I have been working in Canada for the last 5 years or so and have personal experience with the Alberta healthcare system (emergency surgery). There are weaknesses in the system, but it is functional.
It is not a rosy in Canada as Michael Moore portrays it, but it is accessible, more or less. People may have to wait a long time in the waiting room in emergencies. There have been a few cases in the paper where people have been in the waiting room for more than 24 hours and died in their chair. People may have to wait a long time to get appointments for things like diagnostic attention. People have died of cancer waiting for a chance to get diagnosed. Some things are not covered at all.
I have options most Canadians do not have, as we have excellent private health insurance through my wife's job in the States. Desperate Canadians got to the US for treatment. I know several personally who have, and living near the border as we do, we know it is common. As everywhere else, if you have money, you can get health care.

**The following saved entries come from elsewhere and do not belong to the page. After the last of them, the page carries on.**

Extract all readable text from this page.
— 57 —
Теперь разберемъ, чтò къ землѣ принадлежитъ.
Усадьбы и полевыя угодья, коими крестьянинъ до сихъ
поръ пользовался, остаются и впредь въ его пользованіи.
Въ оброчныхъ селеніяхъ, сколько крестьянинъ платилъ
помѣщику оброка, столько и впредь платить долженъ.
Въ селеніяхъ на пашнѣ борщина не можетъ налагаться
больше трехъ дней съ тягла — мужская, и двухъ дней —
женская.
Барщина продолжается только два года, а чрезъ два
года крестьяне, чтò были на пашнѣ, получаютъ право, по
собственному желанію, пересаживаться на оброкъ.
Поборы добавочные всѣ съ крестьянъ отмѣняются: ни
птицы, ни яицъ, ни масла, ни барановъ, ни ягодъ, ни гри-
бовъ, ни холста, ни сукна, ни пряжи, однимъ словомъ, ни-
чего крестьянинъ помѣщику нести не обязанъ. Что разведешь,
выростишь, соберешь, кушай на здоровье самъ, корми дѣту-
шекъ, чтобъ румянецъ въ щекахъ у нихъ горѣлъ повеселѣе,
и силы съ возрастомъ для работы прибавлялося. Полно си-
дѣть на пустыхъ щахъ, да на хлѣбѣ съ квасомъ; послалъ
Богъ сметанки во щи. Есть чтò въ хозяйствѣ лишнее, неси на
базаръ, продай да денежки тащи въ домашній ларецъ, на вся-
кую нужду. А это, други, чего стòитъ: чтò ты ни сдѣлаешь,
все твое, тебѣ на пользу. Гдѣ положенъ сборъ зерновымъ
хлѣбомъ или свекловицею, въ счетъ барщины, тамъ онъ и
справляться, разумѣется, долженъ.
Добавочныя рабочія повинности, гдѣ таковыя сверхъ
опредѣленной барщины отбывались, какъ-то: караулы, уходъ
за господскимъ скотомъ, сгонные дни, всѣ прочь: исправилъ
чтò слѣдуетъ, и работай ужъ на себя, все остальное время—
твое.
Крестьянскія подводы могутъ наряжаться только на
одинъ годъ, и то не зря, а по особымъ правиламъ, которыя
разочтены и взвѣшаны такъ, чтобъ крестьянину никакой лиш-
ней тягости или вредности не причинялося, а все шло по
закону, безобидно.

When governments do the decision making, a special kind of inefficiency happens. Years ago, Canada reduced the number of doctors graduating in the country. Now, there is a shortage of doctors as the existing ones are retiring and there are even fewer to replace them. To make matters worse, it is extremely difficult--almost impossible--for a foreign-trained doctor to get permission to practice in Canada. I gather that the review process is broken. Canada allows people into the country but they won't let them work. In contrast, I have been told by Canadian immigrants that it is harder to get into the US, but once in, it is much easier to get permission to work.
Building hospitals is a political process up here. Some regions are neglected. People fly out of Fort McMurray to Edmonton for important health care. The hospital is sized for a much smaller population and contractors are not counted when setting priorities. Canada seems to be knocking down more hospitals than they are building.
Helathcare is available in the US--you just can't afford it. Health care is affordable in Canada--it is just hard to get.
The public healthcare system in Canada is as sacrosanct as Social Security is in the US. Discussing a "two-tier" (allowing private health care to co-exist with the public system) system is political suicide, even in Alberta.
Most of Latin America has a two-tier system that seems to work very well, judging from the buzz in the expat forums. Treatment is not uniformly good, though. I have read horror stories of health care in Latin America, but a wise man can find good treatment. I have heard it said that the best health insurance in Brazil is a plane ticket to Argentina. It is sort of like the postal system in the US: you can choose the Post Office or Fed Ex.
Health care costs money everywhere. Doctors and nurses must be paid. Services cost money. Support costs money. The issues are, who pays, when do they pay and how much, and where is the inefficiency? Individuals bear the cost eventually, through taxes or out of pocket. Government-run health care seems always underfunded.
I like options. I do not like being forced to have only one course of action. In my experience, there are a lot of Canadians who wish they had more than one choice. And it seems that there are a lot of Americans who have no choice at all. We cannot go north for treatment. A few go south to Algodones. Otherwise, we are beggars.